Review: “The World’s End”

Edgar Wright’s finale to the Cornetto Trilogy’s The World’s End is finally upon us and it’s a suitably poetic and conclusive last call for Simon Pegg and Nick Frost’s “man-child” dynamic duo.

At the end of high school a quintet of friends attempt an epic pub crawl around their town. Twelve pubs, twelve pints culminating at the final stop – The World’s End. The night was an intoxicated, messy failure.
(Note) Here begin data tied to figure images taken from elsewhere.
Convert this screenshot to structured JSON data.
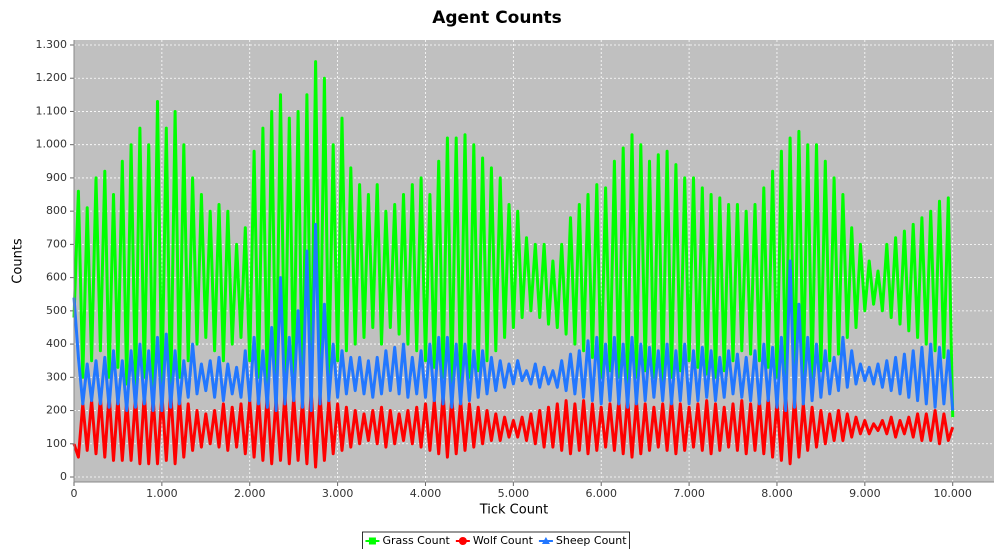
{
  "chart_data": {
    "type": "line",
    "title": "Agent Counts",
    "x_label": "Tick Count",
    "y_label": "Counts",
    "x": [
      0,
      50,
      100,
      150,
      200,
      250,
      300,
      350,
      400,
      450,
      500,
      550,
      600,
      650,
      700,
      750,
      800,
      850,
      900,
      950,
      1000,
      1050,
      1100,
      1150,
      1200,
      1250,
      1300,
      1350,
      1400,
      1450,
      1500,
      1550,
      1600,
      1650,
      1700,
      1750,
      1800,
      1850,
      1900,
      1950,
      2000,
      2050,
      2100,
      2150,
      2200,
      2250,
      2300,
      2350,
      2400,
      2450,
      2500,
      2550,
      2600,
      2650,
      2700,
      2750,
      2800,
      2850,
      2900,
      2950,
      3000,
      3050,
      3100,
      3150,
      3200,
      3250,
      3300,
      3350,
      3400,
      3450,
      3500,
      3550,
      3600,
      3650,
      3700,
      3750,
      3800,
      3850,
      3900,
      3950,
      4000,
      4050,
      4100,
      4150,
      4200,
      4250,
      4300,
      4350,
      4400,
      4450,
      4500,
      4550,
      4600,
      4650,
      4700,
      4750,
      4800,
      4850,
      4900,
      4950,
      5000,
      5050,
      5100,
      5150,
      5200,
      5250,
      5300,
      5350,
      5400,
      5450,
      5500,
      5550,
      5600,
      5650,
      5700,
      5750,
      5800,
      5850,
      5900,
      5950,
      6000,
      6050,
      6100,
      6150,
      6200,
      6250,
      6300,
      6350,
      6400,
      6450,
      6500,
      6550,
      6600,
      6650,
      6700,
      6750,
      6800,
      6850,
      6900,
      6950,
      7000,
      7050,
      7100,
      7150,
      7200,
      7250,
      7300,
      7350,
      7400,
      7450,
      7500,
      7550,
      7600,
      7650,
      7700,
      7750,
      7800,
      7850,
      7900,
      7950,
      8000,
      8050,
      8100,
      8150,
      8200,
      8250,
      8300,
      8350,
      8400,
      8450,
      8500,
      8550,
      8600,
      8650,
      8700,
      8750,
      8800,
      8850,
      8900,
      8950,
      9000,
      9050,
      9100,
      9150,
      9200,
      9250,
      9300,
      9350,
      9400,
      9450,
      9500,
      9550,
      9600,
      9650,
      9700,
      9750,
      9800,
      9850,
      9900,
      9950,
      10000
    ],
    "series": [
      {
        "name": "Grass Count",
        "color": "#00ff00",
        "values": [
          480,
          860,
          300,
          810,
          350,
          900,
          380,
          920,
          300,
          850,
          330,
          950,
          280,
          1000,
          260,
          1050,
          300,
          1000,
          250,
          1130,
          250,
          1050,
          230,
          1100,
          300,
          1000,
          350,
          900,
          400,
          850,
          420,
          800,
          380,
          820,
          350,
          800,
          400,
          700,
          420,
          750,
          350,
          980,
          300,
          1050,
          250,
          1100,
          220,
          1150,
          250,
          1080,
          280,
          1100,
          220,
          1150,
          230,
          1250,
          260,
          1200,
          300,
          1000,
          350,
          1080,
          380,
          930,
          400,
          880,
          420,
          850,
          450,
          880,
          400,
          800,
          450,
          820,
          430,
          850,
          400,
          880,
          380,
          900,
          350,
          850,
          330,
          950,
          300,
          1020,
          280,
          1020,
          270,
          1030,
          300,
          1000,
          320,
          960,
          350,
          930,
          380,
          900,
          420,
          820,
          450,
          800,
          480,
          720,
          500,
          700,
          480,
          700,
          460,
          650,
          450,
          700,
          430,
          780,
          400,
          820,
          380,
          850,
          360,
          880,
          300,
          870,
          320,
          950,
          300,
          990,
          280,
          1030,
          300,
          1000,
          320,
          950,
          300,
          970,
          280,
          980,
          300,
          940,
          320,
          900,
          350,
          900,
          330,
          870,
          310,
          850,
          300,
          840,
          320,
          820,
          350,
          820,
          380,
          800,
          370,
          820,
          350,
          870,
          330,
          920,
          300,
          980,
          280,
          1020,
          260,
          1040,
          290,
          1000,
          300,
          1000,
          320,
          950,
          350,
          900,
          370,
          850,
          420,
          750,
          450,
          700,
          500,
          650,
          520,
          620,
          500,
          700,
          480,
          720,
          460,
          740,
          440,
          760,
          420,
          780,
          400,
          800,
          380,
          830,
          360,
          840,
          180
        ]
      },
      {
        "name": "Wolf Count",
        "color": "#ff0000",
        "values": [
          100,
          60,
          220,
          80,
          230,
          70,
          240,
          60,
          250,
          50,
          240,
          50,
          230,
          50,
          240,
          40,
          250,
          40,
          240,
          40,
          250,
          50,
          260,
          40,
          240,
          60,
          220,
          80,
          200,
          90,
          190,
          100,
          200,
          90,
          220,
          80,
          210,
          90,
          220,
          70,
          230,
          60,
          240,
          50,
          250,
          40,
          240,
          50,
          250,
          40,
          240,
          50,
          230,
          40,
          260,
          30,
          250,
          50,
          230,
          70,
          220,
          80,
          210,
          90,
          200,
          100,
          190,
          110,
          200,
          100,
          210,
          90,
          200,
          100,
          190,
          110,
          200,
          100,
          210,
          90,
          220,
          80,
          230,
          70,
          250,
          60,
          240,
          70,
          230,
          80,
          220,
          90,
          210,
          100,
          200,
          110,
          190,
          110,
          180,
          120,
          170,
          120,
          180,
          110,
          190,
          100,
          200,
          90,
          210,
          90,
          220,
          80,
          230,
          70,
          220,
          80,
          230,
          70,
          220,
          80,
          210,
          90,
          220,
          80,
          230,
          70,
          240,
          60,
          230,
          70,
          220,
          80,
          210,
          90,
          220,
          80,
          230,
          70,
          220,
          80,
          210,
          90,
          220,
          80,
          230,
          70,
          220,
          80,
          210,
          90,
          220,
          80,
          230,
          70,
          220,
          80,
          230,
          70,
          240,
          60,
          230,
          50,
          250,
          40,
          240,
          60,
          220,
          80,
          210,
          90,
          200,
          100,
          190,
          110,
          200,
          110,
          190,
          120,
          180,
          130,
          170,
          130,
          160,
          140,
          170,
          130,
          180,
          120,
          170,
          130,
          180,
          120,
          190,
          110,
          190,
          110,
          200,
          100,
          190,
          110,
          150
        ]
      },
      {
        "name": "Sheep Count",
        "color": "#2277ff",
        "values": [
          540,
          360,
          220,
          340,
          230,
          350,
          220,
          360,
          210,
          380,
          220,
          350,
          200,
          380,
          210,
          400,
          220,
          380,
          200,
          420,
          200,
          430,
          210,
          380,
          220,
          350,
          240,
          400,
          250,
          340,
          260,
          350,
          240,
          360,
          230,
          340,
          250,
          330,
          240,
          380,
          230,
          420,
          220,
          380,
          210,
          450,
          200,
          600,
          220,
          420,
          230,
          500,
          210,
          680,
          200,
          760,
          220,
          520,
          230,
          400,
          240,
          380,
          250,
          360,
          260,
          360,
          250,
          350,
          240,
          360,
          250,
          380,
          260,
          390,
          250,
          400,
          240,
          360,
          250,
          380,
          240,
          400,
          230,
          420,
          220,
          420,
          210,
          400,
          220,
          400,
          230,
          380,
          240,
          380,
          250,
          360,
          260,
          350,
          270,
          340,
          280,
          350,
          290,
          320,
          280,
          340,
          270,
          330,
          280,
          320,
          270,
          350,
          260,
          370,
          250,
          380,
          240,
          410,
          230,
          420,
          220,
          400,
          230,
          420,
          220,
          400,
          210,
          420,
          220,
          400,
          230,
          390,
          240,
          380,
          230,
          400,
          220,
          380,
          230,
          400,
          220,
          380,
          230,
          390,
          240,
          380,
          230,
          360,
          240,
          380,
          250,
          370,
          240,
          360,
          230,
          380,
          220,
          400,
          230,
          390,
          210,
          420,
          200,
          650,
          210,
          520,
          220,
          420,
          230,
          400,
          240,
          380,
          250,
          360,
          260,
          420,
          270,
          380,
          280,
          340,
          290,
          330,
          280,
          340,
          270,
          350,
          260,
          360,
          250,
          370,
          240,
          380,
          230,
          390,
          220,
          400,
          210,
          390,
          220,
          380,
          200
        ]
      }
    ],
    "xlim": [
      0,
      10470
    ],
    "ylim": [
      -15,
      1315
    ],
    "xticks": [
      0,
      {
        "value": 1000,
        "label": "1.000"
      },
      {
        "value": 2000,
        "label": "2.000"
      },
      {
        "value": 3000,
        "label": "3.000"
      },
      {
        "value": 4000,
        "label": "4.000"
      },
      {
        "value": 5000,
        "label": "5.000"
      },
      {
        "value": 6000,
        "label": "6.000"
      },
      {
        "value": 7000,
        "label": "7.000"
      },
      {
        "value": 8000,
        "label": "8.000"
      },
      {
        "value": 9000,
        "label": "9.000"
      },
      {
        "value": 10000,
        "label": "10.000"
      }
    ],
    "yticks": [
      0,
      100,
      200,
      300,
      400,
      500,
      600,
      700,
      800,
      900,
      {
        "value": 1000,
        "label": "1.000"
      },
      {
        "value": 1100,
        "label": "1.100"
      },
      {
        "value": 1200,
        "label": "1.200"
      },
      {
        "value": 1300,
        "label": "1.300"
      }
    ],
    "grid": true,
    "legend": "bottom"
  }
}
Twenty years later a frustrated Gary (Pegg), yearning to recapture past glory, reunites Oliver (Martin Freeman), Andy (Frost), Peter (Eddie Marsan) and Steven (Paddy Considine) to cathartically put it right.

After Shaun of the Dead and Hot Fuzz you definitely expect that The World’s End is going to be fun, but what’s more pronounced than ever is the existential heart beating at the centre of the flick. Wright and Pegg explore the literal and metaphorical end of the world is nigh and it’s that dreaded milestone of forty (the end of the world that their younger selves likely perceived) is upon the characters.

While the rest of the group, particularly Andy (Frost) have all grown up. Gary’s arrested development whilst fun in comparison to his stuffy counterparts, is bordering on nee occupying ‘sad.” However, Gary’s nihilism and almost Young Ones-esque anarchistic attitude does seem more alive than the drab, slave like nine-to-five, suburban husbandry of his life long pals. With the exception of Steven (Considine), they’re all stuck in ruts professionally or emotionally. The harsh truth that youth, once burning bright like phosphorous can be steadily smothered by adulthood is the sombre reality.

That’s not to say that The World’s End is devoid of Wright and Pegg’s trademark “funny”. The bedrock of your home town changing without out you is the relatable gateway into the genre sandbox of some kind of alien invasion which turns this quaint village of eccentrics into a hive of oddity. The action sequences are nothing short of awesome.

With Jackie Chan’s former fight choreographer Brad Allen conducting the chaos there’s cheer inducing use of the environment to dispatch with their antagonists. Bar stools, tables, hand dryers, everything is a weapon. And like Scott Pilgrim, Wright infuses a Loony Tunes level of humour in every fracas. It was a huge highlight seeing Gary (Pegg) refusing to let go of a pint whilst ducking and weaving through the blows of multiple attackers; and Andy (Frost) hulks out like a champion while simultaneously berating Gary for landing them in this mess.

The more belligerent that Pegg, Frost and co. get along this journey the more hilarious they become. Chameleon Marsan shines as once bullied wallflower, now hen-pecked car salesman getting a necessary dose of drunken courage. And it’s Pegg and Frost’s rich and authentic performances, balancing the farcical and the heartfelt perfectly that anchor the film. Gary is easily just dismissed as frustrating until Pegg gives him a pretty profound alternate dimension. Whilst Frost’s stoicism as Andy is broken down with a barrage of shots (liquor), untameable empathy and an appetite for destruction.

The World’s End does something pretty special; it poetically captures the angst that fuelled their earlier collaborations (Spaced, Shaun of the Dead, Hot Fuzz) but doesn’t doom the boys to a life in Neverland. To paraphrase the iconic Winston Churchill, Wright’s The World’s End mantra feels like: if you’re growing through hell, keep growing.